Lady Crandall turned to include all the refugees in a general introduction of herself.
"I am Lady Crandall, the wife of the governor general of Gibraltar," she said, with a warming smile. "I just came down to see what I could do for you poor stranded Americans. In these times——"
"An American yourself, I'll gamble on it!" Sherman pushed his way between the littered baskets and seized Lady Crandall's hands. "Knew it by the cut of your jib—and—your way of doing things. I'm Henry J. Sherman, from Kewanee, Illynoy—my wife and daughter Kitty."
"And I'm from Iowa—the red hills of ole Ioway," the governor's wife chanted, with an orator's flourish of the hands. "Welcome to the Rock, home folks!"
Hands all around and an impromptu old-home week right then and there.

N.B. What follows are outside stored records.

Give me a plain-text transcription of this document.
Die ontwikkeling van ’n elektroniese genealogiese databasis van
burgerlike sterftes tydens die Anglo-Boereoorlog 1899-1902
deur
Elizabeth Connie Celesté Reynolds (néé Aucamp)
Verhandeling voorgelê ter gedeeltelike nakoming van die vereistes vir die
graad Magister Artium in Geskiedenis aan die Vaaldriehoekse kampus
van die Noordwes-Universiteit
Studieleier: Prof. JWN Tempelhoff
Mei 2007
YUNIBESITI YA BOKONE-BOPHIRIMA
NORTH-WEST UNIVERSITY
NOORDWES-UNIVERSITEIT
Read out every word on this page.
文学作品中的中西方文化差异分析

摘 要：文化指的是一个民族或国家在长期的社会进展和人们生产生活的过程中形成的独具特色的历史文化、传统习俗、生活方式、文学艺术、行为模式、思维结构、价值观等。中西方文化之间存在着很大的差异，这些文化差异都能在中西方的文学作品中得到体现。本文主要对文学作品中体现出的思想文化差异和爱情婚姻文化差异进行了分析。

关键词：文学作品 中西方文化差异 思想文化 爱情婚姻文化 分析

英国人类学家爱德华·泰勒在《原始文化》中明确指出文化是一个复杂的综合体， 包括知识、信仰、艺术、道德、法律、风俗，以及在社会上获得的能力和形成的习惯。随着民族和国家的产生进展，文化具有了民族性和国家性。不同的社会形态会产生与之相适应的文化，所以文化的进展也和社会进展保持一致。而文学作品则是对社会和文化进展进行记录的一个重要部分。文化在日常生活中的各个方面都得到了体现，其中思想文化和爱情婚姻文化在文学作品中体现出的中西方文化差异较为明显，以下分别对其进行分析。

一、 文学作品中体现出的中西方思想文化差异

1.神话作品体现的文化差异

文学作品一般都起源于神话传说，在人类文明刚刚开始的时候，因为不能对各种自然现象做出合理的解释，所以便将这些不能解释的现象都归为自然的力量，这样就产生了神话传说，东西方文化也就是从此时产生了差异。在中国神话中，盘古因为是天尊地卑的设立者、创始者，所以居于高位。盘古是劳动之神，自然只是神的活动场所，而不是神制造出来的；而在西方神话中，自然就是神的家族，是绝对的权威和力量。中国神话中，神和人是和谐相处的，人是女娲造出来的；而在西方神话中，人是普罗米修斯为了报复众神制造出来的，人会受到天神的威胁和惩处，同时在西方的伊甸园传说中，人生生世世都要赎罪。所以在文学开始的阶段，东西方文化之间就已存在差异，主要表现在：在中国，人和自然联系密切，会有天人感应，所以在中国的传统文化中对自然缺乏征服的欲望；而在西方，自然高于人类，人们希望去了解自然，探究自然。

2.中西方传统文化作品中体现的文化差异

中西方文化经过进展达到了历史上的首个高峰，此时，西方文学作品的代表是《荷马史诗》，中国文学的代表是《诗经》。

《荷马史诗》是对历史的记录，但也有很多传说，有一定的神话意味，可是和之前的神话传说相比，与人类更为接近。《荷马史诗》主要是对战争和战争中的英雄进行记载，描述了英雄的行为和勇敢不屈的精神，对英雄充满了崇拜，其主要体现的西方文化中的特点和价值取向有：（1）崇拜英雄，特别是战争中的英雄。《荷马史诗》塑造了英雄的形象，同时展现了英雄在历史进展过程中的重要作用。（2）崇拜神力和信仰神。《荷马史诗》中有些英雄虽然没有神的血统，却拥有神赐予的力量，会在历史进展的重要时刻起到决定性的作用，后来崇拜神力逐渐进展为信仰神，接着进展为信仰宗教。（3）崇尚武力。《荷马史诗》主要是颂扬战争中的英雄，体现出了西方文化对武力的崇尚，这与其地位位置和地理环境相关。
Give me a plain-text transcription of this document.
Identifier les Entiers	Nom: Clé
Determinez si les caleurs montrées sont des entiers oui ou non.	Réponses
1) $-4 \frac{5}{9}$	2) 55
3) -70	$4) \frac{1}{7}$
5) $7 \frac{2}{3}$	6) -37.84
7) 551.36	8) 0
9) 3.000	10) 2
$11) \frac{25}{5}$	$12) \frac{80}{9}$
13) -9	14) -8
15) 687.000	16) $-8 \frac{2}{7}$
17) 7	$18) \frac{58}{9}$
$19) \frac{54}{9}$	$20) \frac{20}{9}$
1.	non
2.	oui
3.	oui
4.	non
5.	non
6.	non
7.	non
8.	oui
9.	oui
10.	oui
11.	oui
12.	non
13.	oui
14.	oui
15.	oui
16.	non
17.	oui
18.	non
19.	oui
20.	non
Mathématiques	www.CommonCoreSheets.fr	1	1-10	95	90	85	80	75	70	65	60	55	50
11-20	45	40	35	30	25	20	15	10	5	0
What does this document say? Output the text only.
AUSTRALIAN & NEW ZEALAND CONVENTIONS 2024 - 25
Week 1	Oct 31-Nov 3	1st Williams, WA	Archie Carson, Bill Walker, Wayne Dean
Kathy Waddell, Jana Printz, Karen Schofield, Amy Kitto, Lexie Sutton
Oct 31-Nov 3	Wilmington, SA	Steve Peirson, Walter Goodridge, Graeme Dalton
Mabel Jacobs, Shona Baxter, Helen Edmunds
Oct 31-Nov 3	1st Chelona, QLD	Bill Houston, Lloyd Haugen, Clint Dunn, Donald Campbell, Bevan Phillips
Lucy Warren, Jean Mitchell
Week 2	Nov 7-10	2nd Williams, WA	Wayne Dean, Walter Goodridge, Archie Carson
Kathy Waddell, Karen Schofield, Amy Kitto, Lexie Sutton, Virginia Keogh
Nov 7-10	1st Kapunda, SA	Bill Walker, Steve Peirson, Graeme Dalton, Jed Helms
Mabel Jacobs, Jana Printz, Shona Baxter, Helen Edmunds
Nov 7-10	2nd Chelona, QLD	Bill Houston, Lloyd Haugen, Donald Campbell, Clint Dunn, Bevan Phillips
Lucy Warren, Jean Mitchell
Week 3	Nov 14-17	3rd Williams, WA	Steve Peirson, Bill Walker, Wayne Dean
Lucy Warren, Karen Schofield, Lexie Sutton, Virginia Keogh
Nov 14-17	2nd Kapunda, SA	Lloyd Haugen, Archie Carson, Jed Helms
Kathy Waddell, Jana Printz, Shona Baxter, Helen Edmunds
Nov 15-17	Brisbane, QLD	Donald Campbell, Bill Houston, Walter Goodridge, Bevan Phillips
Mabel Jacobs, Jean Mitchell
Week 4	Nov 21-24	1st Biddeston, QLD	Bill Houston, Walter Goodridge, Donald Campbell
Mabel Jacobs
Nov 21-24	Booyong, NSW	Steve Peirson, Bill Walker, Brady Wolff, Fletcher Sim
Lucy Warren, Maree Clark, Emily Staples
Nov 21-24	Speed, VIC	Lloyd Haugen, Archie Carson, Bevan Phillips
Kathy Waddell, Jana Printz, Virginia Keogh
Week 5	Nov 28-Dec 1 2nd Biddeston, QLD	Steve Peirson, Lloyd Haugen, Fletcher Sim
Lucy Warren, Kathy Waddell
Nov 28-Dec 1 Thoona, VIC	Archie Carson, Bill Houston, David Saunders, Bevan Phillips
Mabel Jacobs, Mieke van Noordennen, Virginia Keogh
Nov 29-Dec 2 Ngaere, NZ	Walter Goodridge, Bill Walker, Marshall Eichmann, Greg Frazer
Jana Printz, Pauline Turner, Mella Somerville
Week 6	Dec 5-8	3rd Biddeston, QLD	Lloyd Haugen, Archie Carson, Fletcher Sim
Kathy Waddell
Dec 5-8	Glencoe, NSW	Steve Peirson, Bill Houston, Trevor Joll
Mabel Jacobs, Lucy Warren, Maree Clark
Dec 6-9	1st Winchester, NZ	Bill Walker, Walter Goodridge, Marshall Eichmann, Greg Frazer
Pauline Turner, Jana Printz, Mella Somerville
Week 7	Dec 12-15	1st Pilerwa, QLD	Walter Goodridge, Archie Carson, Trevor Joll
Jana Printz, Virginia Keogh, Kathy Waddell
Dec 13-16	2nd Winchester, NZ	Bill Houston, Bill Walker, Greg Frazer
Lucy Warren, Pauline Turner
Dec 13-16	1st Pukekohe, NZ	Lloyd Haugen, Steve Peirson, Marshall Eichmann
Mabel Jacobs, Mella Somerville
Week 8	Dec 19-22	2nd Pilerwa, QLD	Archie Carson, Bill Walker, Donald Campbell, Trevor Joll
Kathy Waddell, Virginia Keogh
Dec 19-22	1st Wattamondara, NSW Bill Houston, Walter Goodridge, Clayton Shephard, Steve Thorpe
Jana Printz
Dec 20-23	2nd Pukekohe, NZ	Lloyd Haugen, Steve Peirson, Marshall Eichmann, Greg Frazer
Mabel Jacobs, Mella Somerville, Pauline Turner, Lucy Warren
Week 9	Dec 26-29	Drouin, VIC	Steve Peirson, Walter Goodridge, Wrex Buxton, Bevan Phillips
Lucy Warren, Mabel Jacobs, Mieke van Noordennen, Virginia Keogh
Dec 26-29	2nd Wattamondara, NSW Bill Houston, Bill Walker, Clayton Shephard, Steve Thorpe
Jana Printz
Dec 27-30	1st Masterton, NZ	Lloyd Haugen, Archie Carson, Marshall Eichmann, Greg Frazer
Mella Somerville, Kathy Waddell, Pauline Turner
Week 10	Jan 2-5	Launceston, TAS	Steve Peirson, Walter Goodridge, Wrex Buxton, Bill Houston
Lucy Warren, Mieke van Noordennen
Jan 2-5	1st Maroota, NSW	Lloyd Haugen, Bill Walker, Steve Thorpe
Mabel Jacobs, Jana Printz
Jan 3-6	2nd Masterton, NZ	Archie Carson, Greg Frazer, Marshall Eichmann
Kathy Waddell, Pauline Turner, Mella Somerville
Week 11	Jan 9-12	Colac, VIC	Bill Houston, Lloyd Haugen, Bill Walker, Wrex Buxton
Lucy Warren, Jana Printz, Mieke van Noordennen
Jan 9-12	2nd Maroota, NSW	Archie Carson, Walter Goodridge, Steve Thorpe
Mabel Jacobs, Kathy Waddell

Lady Crandall's attention could not be long away from the gowns, however. She turned back to them eagerly. With Jane Gerson as her aid, she passed them in rapturous review, Mrs. Sherman and Kitty playing an enthusiastic chorus.
A pursy little man with an air of supreme importance—Henry Reynolds he was, United States Consul at Gibraltar—catapulted in from the street while the gown chatter was at its noisiest. He threw his hands above his head in a mock attitude of submissiveness before a highwayman.
"'S all fixed, ladies and gentlemen," he cried, with a showman's eloquence. "Here's Lady Crandall come to tell you about it, and she's so busy riding her hobby—gowns and millinery and such—she has forgotten. I'll bet dollars to doughnuts."
"Credit to whom credit is due, Mister Consul," she rallied. "I'm not stealing anybody's official thunder." The consul wagged a forefinger at her reprovingly. With impatience, the refugees waited to hear the news.